Here he broke off and glanced at her; but, perceiving she paid little attention, went on again at a gallop. “She answered that it was worse–that the young Laird stood very near disgrace, and (the worst of all was) at a distance she could not help him. Now, sir, for reasons I shall hereafter tell you, Mr. Mackenzie’s being in disgrace would have little surprised me; but that she should know of it, he being in Belgium, was incredible. So I pressed her, and she being distraught and (I verily believe) in something like anguish, came out with a most extraordinary story: to wit, that the Laird of Ardlaugh had in his service, unbeknown to him (but, as she protested, well known to her), a familiar spirit–or, as we should say commonly, a ‘brownie’–which in general served him most faithfully but at times erratically, having no conscience nor any Christian principle to direct him. I cautioned her, but she persisted, in a kind of wild terror, and added that at times the spirit would, in all good faith, do things which no Christian allowed to be permissible, and further, that she had profited by such actions. I asked her, ‘Was thieving one of them?’ She answered that it was, and indeed the chief.
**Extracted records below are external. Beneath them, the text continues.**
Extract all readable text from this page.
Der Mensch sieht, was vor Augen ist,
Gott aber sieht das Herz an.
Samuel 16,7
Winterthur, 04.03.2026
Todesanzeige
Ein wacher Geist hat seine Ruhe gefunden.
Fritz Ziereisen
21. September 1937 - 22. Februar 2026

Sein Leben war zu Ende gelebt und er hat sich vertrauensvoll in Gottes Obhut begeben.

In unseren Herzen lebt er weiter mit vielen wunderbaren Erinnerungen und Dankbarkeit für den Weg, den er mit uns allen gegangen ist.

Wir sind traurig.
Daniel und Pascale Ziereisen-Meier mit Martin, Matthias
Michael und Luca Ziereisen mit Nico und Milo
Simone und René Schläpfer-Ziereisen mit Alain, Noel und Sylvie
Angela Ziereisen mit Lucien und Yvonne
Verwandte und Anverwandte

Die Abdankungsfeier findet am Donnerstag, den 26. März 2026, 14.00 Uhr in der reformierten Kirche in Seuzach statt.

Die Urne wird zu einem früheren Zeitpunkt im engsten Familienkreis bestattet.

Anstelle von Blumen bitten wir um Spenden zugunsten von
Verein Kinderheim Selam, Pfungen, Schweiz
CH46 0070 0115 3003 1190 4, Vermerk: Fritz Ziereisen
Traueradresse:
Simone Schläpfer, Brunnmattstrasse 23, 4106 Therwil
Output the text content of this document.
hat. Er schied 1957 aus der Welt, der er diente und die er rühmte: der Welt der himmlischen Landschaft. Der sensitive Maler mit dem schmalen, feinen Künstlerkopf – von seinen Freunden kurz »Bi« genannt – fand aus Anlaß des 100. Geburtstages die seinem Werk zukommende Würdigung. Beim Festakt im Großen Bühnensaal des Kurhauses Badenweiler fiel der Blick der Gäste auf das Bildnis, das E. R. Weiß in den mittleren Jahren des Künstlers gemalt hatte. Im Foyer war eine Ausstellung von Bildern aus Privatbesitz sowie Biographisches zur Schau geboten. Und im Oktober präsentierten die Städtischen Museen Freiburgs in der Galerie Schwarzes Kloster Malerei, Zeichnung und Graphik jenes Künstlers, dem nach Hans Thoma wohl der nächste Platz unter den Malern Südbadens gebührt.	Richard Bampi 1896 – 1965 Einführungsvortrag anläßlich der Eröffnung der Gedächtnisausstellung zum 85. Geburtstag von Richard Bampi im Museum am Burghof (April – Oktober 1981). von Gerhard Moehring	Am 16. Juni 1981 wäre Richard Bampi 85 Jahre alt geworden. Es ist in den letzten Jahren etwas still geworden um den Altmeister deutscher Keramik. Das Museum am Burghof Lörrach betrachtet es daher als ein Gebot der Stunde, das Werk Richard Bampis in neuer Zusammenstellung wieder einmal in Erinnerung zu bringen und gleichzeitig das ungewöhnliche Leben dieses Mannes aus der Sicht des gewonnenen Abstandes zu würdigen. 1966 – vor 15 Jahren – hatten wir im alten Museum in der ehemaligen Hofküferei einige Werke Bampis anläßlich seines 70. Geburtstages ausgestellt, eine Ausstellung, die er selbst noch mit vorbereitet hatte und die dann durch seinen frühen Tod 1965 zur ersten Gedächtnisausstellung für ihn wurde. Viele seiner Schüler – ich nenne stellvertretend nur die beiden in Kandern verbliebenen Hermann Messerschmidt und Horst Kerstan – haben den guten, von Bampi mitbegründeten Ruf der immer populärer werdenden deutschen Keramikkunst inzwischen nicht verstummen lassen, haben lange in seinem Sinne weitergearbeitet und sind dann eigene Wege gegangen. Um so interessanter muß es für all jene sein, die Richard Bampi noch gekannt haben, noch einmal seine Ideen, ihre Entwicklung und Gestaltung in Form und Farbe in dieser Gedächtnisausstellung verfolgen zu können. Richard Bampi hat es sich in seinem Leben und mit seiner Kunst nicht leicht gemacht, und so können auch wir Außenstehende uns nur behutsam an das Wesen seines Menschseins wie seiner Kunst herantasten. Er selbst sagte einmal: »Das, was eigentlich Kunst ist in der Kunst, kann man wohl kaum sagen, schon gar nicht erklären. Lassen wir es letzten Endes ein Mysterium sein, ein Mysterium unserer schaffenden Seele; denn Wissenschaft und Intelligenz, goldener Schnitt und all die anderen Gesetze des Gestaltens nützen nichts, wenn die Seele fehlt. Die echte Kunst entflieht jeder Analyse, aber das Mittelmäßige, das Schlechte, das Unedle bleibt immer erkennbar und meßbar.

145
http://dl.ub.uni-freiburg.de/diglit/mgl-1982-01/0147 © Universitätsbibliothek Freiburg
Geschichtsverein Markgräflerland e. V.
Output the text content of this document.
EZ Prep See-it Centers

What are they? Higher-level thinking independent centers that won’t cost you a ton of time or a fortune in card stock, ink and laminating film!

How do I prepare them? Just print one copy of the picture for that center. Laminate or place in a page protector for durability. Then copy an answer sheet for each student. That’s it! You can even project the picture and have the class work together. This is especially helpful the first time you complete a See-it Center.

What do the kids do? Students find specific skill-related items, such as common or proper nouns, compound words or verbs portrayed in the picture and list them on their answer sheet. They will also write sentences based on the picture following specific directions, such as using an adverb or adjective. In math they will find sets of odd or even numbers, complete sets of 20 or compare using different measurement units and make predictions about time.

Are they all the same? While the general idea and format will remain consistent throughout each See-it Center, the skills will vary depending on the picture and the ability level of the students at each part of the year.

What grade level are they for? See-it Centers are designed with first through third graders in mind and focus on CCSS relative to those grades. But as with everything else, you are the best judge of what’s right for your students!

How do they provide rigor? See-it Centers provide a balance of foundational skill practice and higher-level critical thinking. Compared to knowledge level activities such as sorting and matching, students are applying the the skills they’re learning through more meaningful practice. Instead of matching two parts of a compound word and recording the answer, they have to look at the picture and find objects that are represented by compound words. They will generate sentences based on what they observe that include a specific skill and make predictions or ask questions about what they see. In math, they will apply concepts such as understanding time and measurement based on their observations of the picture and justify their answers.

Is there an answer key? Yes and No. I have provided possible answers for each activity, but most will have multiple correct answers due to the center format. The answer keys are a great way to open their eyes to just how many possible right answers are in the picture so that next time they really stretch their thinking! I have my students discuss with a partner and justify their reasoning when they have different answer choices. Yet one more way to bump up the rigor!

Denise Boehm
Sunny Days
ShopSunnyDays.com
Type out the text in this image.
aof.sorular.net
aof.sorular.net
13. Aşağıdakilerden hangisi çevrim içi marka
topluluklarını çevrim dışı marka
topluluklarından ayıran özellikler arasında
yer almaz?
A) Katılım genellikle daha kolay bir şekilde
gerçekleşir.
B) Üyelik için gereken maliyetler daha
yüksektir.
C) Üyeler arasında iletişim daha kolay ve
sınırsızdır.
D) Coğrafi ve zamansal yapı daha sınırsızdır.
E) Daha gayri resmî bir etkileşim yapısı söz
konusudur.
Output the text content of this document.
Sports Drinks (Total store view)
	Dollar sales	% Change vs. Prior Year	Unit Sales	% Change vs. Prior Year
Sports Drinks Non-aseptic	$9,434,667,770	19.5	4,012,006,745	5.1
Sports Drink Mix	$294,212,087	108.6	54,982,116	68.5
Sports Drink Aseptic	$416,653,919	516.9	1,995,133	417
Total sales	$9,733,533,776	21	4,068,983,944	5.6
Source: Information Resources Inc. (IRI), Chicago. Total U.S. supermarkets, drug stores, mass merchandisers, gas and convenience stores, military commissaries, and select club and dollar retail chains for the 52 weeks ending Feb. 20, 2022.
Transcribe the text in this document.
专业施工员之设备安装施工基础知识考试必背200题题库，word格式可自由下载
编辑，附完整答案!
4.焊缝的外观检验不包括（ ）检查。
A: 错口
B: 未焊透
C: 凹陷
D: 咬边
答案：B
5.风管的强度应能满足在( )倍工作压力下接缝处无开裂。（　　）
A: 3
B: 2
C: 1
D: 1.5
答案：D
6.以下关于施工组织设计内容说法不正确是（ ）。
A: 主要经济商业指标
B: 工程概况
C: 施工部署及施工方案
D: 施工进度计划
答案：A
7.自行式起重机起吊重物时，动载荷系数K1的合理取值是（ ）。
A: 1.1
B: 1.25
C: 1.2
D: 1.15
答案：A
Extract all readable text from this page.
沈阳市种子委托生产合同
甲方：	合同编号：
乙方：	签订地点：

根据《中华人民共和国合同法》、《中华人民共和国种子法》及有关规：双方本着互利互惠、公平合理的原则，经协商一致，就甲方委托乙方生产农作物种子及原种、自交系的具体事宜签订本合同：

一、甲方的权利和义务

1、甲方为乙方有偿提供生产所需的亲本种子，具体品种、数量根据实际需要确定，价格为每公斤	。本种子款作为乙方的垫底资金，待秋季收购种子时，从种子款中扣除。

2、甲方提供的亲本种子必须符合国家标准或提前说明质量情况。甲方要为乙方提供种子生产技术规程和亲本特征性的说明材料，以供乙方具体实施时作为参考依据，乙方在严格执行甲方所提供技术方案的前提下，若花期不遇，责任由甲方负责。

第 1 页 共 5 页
“Now, this was an admission which gave me some eagerness to hear more. For to my knowledge there were charges lying against young Mr. Mackenzie–though not pronounced–which pointed to a thief in his employment and presumably in his confidence. You will remember, sir, that when I had the honour of meeting you at Mr. Mackenzie’s table, I took my leave with much abruptness. You remarked upon it, no doubt. But you will no longer think it strange when I tell you that there–under my nose–were a dozen apples of a sort which grows nowhere within twenty miles of Ardlaugh but in my own Manse garden. The tree was a new one, obtained from Herefordshire, and planted three seasons before as an experiment. I had watched it, therefore, particularly; and on that very morning had counted the fruit, and been dismayed to find twelve apples missing. Further, I am a pretty good judge of wine (though I taste it rarely), and could there and then have taken my oath that the claret our host set before us was the very wine I had tasted at the table of his neighbour Mr. Gillespie. As for the venison–I had already heard whispers that deer and all game were not safe within a mile or two of Ardlaugh. These were injurious tales, sir, which I had no mind to believe; for, bating his religion, I saw everything in Mr. Mackenzie which disposed me to like him. But I knew (as neighbours must) of the shortness of his purse; and the multiplied evidence (particularly my own Goodrich pippins staring me in the face) overwhelmed me for a moment.